Most Budgets are fairly uneventful affairs these days, but not this one. Since I can remember, us punters have always waited in trepidation to find out what popular items the tax would go up on next.
A penny or more on a pint? Ten, 20p or 30p on a packet of cigarettes? It did not seem like a real Budget if there had not been some price hike on those small personal pleasures of life. Why, I can even remember back in the 1960s Harold Wilson’s government bringing in a new tax on crisps to benefit from their popularity.
Us kids were dumbfounded, no more little blue bags of salt to be shaken over Smith’s Crisps in the playground. Instead, our penny-conscious parents gave us stalks of rhubarb to munch on. We would dip them in paper bags holding granulated sugar (posh kids got castor sugar).
Streetwise kids would establish supplies of Golden Wonder contraband that soon devoured our pocket money.
But I digress. My point is, Budgets since time immemorial have generally been affairs you wanted to forget, as cash-strapped governments were always finding new wheezes to relieve people of their hard-won earnings.
Queues would form at the petrol station to beat the pump price going up at 6.30pm or supermarket shelves would be cleared of spirits before higher duty could be charged. Then, in the 1970s as the economy lurched from one crisis to the next, chancellors of all colours would introduce mini-budgets – hitting the punter with what was later to be called a “double whammy”.
So, this year it is a welcome change to see Chancellor George Osborne cutting a penny off a pint for the second year in a row and halving bingo tax from 20 per cent to ten per cent.
Other goodies included the freeze on spirit duties like whisky, the abolition of the alcohol tax escalator that had put duties up two per cent above inflation automatically and the dropping of the rise in petrol duty planned for September.
Better still is the raising of the threshold at which income tax starts to £10,500 – a great achievement when you consider Labour chancellors had let it languish at £6475 in the bad old days of super-boom and mega-bust.
Labour leader Ed Miliband can talk about the cost of living crisis all he wants – but as the former minister responsible for messing up the electricity market that makes it so expensive, I doubt he would have done any of these popular moves if given the chance.
However, it is not these long overdue but no less welcome reductions in what are incorrectly called “sin taxes” that make this an especially interesting or attractive Budget. What is different about it is the attempt to reform savings and pensions – this is a bold move that deserves to be a success and we could all be winners.
It may have taken Osborne four goes (five if you include the emergency Budget when he inherited the mother of all disasters) but this is his best Budget by far. It’s a radical Budget that will raise people’s living standards and encourage saving while bringing in higher revenues for the Treasury.
The ten per cent savings tax rate has been abolished, cash and shares Isas have been merged with a much bigger limit of £15,000 and compulsory annuities are to be abolished. Cutting the withdrawal tax rate on pensions from 55 per cent to the marginal income tax rate is expected to raise £1.2 billion in four years.
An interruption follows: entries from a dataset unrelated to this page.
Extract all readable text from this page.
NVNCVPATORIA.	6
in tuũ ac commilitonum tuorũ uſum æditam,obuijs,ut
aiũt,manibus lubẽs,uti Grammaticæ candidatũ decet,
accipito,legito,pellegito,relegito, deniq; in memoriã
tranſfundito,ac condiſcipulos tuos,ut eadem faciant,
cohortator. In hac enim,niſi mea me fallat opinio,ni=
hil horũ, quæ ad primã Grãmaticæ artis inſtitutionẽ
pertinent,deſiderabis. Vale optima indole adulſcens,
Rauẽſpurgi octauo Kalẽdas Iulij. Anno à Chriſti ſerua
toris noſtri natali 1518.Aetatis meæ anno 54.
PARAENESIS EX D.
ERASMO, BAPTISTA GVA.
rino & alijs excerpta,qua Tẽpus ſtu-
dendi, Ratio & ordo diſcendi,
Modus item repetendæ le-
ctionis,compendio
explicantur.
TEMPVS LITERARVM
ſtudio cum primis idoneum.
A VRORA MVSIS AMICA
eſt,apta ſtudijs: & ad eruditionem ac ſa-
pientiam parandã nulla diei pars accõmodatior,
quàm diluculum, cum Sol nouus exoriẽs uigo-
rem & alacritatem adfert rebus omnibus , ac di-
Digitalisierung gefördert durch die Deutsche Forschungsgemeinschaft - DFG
The tax cut, combined with other pension reforms, will encourage more withdrawals and so increase the overall tax being paid.
And the Labour response? Well, Miliband gave a reply that simply ignored the Budget altogether. Why did he want a reply at all if he couldn’t be bothered to deal with the announcements Osborne made? If ever there was a lame leader, it is he.
The Labour response was left to former Tony Blair aide John McTernan who said on BBC’s Newsnight on Wednesday evening that “you can’t trust people to spend their own money sensibly”. There we have it in one easy phrase; you’ve earned it, you’ve saved it and deferred the gratification of spending it by keeping it for your autumnal years – but Labour’s top strategist says you can’t be trusted to spend it sensibly.
What patronising nonsense. Why should people be forced to buy an annuity? Why should they not be able to draw down what they want or need from the savings they spent years building? Why should they be taxed punitively for the enjoyment of their money paid out mostly from tax-paid earnings? Why should they not go on that cruise they have always dreamed about? (Tip: buy shares in cruise companies . . .)
The savings and pensions reform will probably need some tweaking – but the general approach of creating more freedom for savers by deregulating the system is one that we should all welcome.
Oh, and the Chancellor announced a pound coin with 12 sides – one for every time Miliband has spent it already.
I’m off to toast the Budget with a generous dram and, for nostalgia’s sake, a packet of crisps without (sadly) the wee blue bag of salt.